By PJ Maguire

I can recall everything about the days we encountered a duck band.

I met Dave Easton in the fall of 2000 at the Phi Delta Theta fraternity house on the University of North Dakota campus in Grand Forks. Dave had a burning passion to pursue game in the outdoors and a Jeep. I had three-dozen mallard floaters and knowledge of waterfowl passed down from my father and relatives. Together we were poised to make a great team.

Dave grew up in Colorado were there was few opportunities for him to hunt ducks. His own father was more of an upland hunter who brought Dave to western Nebraska and local game farms to harvest pheasants. To this day, I have yet to encounter an individual who was more excited to experience new ways to hunt and fish.

I was just a freshman and Dave was a sophomore. Before the duck season began, we had agreed that we would hunt together as much as possible. Dave had hunted ducks the season before with a couple older guys in the Frat, who at the time rented a house off-campus. These older Phi's were kind enough to allow the two of us to store our firearms and the decoys at their home.

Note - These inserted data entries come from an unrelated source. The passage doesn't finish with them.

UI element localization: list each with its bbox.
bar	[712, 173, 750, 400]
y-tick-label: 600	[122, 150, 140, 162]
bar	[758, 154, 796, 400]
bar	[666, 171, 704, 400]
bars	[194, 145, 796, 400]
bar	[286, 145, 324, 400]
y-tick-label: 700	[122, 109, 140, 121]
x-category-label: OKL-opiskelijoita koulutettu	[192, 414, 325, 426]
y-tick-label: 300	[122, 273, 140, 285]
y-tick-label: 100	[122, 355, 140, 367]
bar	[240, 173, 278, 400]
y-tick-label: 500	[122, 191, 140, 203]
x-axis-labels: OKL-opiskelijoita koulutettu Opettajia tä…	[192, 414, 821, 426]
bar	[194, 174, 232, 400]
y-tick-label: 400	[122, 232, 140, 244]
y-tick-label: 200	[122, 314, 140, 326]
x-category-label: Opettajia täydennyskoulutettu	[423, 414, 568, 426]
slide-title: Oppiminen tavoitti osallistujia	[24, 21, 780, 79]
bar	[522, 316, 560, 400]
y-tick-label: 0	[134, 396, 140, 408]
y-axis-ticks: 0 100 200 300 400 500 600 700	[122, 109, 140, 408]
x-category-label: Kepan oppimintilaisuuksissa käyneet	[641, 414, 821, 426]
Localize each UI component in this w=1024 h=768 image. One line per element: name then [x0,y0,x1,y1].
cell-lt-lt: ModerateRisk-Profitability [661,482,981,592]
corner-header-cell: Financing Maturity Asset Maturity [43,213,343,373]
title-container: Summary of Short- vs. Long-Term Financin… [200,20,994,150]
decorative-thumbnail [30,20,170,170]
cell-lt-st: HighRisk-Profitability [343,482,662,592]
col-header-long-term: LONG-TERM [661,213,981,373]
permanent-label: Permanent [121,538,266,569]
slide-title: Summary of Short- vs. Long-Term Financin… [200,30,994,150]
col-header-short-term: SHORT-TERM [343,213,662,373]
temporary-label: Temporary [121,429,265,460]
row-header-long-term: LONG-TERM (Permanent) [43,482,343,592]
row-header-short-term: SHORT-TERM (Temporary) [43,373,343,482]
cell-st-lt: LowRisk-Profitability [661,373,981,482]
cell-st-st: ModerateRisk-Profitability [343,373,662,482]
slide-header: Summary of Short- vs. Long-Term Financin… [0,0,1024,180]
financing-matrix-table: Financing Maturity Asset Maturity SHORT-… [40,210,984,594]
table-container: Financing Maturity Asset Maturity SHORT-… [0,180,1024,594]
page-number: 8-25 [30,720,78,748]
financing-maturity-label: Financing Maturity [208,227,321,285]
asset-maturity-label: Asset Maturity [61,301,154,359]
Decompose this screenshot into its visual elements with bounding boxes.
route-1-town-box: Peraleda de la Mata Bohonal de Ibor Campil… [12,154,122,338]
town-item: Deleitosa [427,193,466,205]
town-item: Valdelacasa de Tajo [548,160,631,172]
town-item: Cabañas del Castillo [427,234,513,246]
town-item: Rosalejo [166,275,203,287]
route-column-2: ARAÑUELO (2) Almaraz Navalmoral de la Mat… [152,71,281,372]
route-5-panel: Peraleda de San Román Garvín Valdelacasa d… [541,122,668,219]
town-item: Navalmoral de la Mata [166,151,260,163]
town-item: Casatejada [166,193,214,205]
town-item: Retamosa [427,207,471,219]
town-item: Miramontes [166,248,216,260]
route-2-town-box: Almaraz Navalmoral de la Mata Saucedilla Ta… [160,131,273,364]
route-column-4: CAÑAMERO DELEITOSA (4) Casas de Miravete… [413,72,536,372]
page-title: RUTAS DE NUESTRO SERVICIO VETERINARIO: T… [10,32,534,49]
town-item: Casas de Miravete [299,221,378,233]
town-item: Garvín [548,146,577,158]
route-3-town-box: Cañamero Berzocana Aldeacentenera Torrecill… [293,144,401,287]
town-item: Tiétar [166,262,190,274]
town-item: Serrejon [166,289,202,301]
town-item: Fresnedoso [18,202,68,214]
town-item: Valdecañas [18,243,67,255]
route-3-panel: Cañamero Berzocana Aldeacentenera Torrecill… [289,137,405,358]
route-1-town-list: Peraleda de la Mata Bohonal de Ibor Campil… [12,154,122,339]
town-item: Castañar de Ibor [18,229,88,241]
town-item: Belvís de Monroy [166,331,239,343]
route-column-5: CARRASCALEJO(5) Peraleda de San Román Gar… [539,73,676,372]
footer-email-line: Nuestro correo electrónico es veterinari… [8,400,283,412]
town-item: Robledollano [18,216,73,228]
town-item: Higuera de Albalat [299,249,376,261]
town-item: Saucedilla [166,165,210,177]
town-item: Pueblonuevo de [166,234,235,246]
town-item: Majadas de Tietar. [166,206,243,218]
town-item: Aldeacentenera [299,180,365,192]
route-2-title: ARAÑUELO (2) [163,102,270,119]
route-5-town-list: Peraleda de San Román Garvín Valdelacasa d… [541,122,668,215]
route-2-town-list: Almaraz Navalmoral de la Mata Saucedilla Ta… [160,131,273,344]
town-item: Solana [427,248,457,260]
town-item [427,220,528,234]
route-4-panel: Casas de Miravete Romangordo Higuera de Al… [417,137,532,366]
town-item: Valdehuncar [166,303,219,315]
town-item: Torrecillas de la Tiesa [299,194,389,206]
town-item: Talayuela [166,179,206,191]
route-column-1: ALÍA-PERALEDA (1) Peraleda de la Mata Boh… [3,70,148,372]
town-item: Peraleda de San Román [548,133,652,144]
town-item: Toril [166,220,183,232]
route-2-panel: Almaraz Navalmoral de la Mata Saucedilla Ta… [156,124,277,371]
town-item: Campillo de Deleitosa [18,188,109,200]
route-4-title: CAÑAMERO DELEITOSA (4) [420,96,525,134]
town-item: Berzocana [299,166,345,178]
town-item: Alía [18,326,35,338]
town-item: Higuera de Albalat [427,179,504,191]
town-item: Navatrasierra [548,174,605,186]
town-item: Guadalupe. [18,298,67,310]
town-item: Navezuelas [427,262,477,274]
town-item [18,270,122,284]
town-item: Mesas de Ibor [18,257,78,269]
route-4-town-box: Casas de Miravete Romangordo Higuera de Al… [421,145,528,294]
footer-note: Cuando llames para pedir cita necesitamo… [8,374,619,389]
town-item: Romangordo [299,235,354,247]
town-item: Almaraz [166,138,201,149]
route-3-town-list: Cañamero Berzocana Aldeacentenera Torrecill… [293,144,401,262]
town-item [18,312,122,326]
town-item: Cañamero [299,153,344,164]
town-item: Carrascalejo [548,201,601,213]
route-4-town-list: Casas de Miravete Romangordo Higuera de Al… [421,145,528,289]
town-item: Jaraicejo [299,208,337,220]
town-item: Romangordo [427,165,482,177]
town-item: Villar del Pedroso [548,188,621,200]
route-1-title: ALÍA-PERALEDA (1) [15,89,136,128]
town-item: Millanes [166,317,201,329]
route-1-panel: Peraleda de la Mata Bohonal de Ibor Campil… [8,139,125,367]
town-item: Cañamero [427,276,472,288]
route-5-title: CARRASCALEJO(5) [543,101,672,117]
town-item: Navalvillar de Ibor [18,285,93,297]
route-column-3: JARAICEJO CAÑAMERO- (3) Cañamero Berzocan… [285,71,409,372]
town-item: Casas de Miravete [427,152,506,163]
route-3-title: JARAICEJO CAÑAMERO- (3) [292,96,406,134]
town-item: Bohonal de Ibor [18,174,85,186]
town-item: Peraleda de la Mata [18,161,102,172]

It was a time in my life that I will always remember. I was 19 years old, and living on my own for the first time while making new friends. Best of all, I was just forty-five minutes East of some of the best duck hunting in the Central flyway. If I could re-live one duck season, it would be my first fall in North Dakota.

On weekdays, Dave and I would leave the UND campus in the early afternoon after our classes were completed. Once the guns were picked up, yours truly would be riding shotgun in the Jeep, while we coasted west down highway 2 towards the prairie potholes.

Whether or not you that have traveled down highway 2 in North Dakota, I will give you my re-cap. You pass the Grand Forks airport, then the Grand Forks Air Force Base, Turtle River state park, and the 'big fan' bridge just before Petersburg. Once you cross the bridge have left the Red River valley and are now in the prairie pothole central.

Those afternoons, Dave and I would just drive around and jump shoot ducks. Gas was cheap, and I had never seen any place like it. It seemed as though every slough contained birds. Coming from Minnesota where my childhood hunts were mostly filled with 'empty skies', I thought that I was in paradise.

Dave, the Colorado kid, none the wiser, was thoroughly enjoying the ability to hunt plentiful game with a new friend. Every turn on those dusty gravel roads contained new experiences for the both of us. Species of ducks, first doubles, triples, leg bands and the bag limits that had eluded me through my early years of waterfowl hunting.

Dave and I would occasionally wake up before daybreak and set out decoys on several small potholes that we had become fond of. We rarely shot our limits over these sets, but we enjoyed seeing the sunrises that many of our fellow college students missed.

Back on campus, Dave and I would clean plump mallards, gadwalls, teal and the occasional diver in the girl's bathroom of the Frat house. This is also where we cleaned the perch and northern we pulled through the ice in the wintertime. In the kitchen, we would mix duck breasts with any spices we could find and share them with our Frat brothers.

Our good friend Phil Bettenburg occasionally joined us on our duck hunts and the three of us go on a fishing trip every summer to this day. In the latter years of college, Dave and I discovered field hunting for ducks and geese along with many new hunting partners. Some experienced, some not. By the time we both graduated and parted ways we had learned a ton about waterfowl hunting through those experiences.

Towards the end we did not hunt as much together as I would have liked. Goals and opinions changed, and educations needed to be completed in the classroom, not just the outdoors. I would not trade those memories of the carefree early years for anything.

On one crisp October afternoon, Dave shot a nice drake mallard just west of Petersburg, North Dakota. I, being a good friend and the one with waders on, retrieved the bird for him. To my surprise it was banded! At that time I had only seen two other banded birds harvested. That mallard was banded in North Dakota at the J. Clark Wildlife Refuge. It was 12 years old when it met its fate at the hand of Dave's steel 2s. Traveling up and down the flyway on that old North Dakota bird, the Avise bird band is a great memento and a true jewel. Dave's band now hangs on my lanyard, and I think about those days every time I glance down at it. Dave gave it to me because he says that he never cared as much about the band as I did. He was more into mental aspects of the hunt, memories and experiences. That is something that any waterfowl can respect and a tribute to the importance of our early waterfowl memories.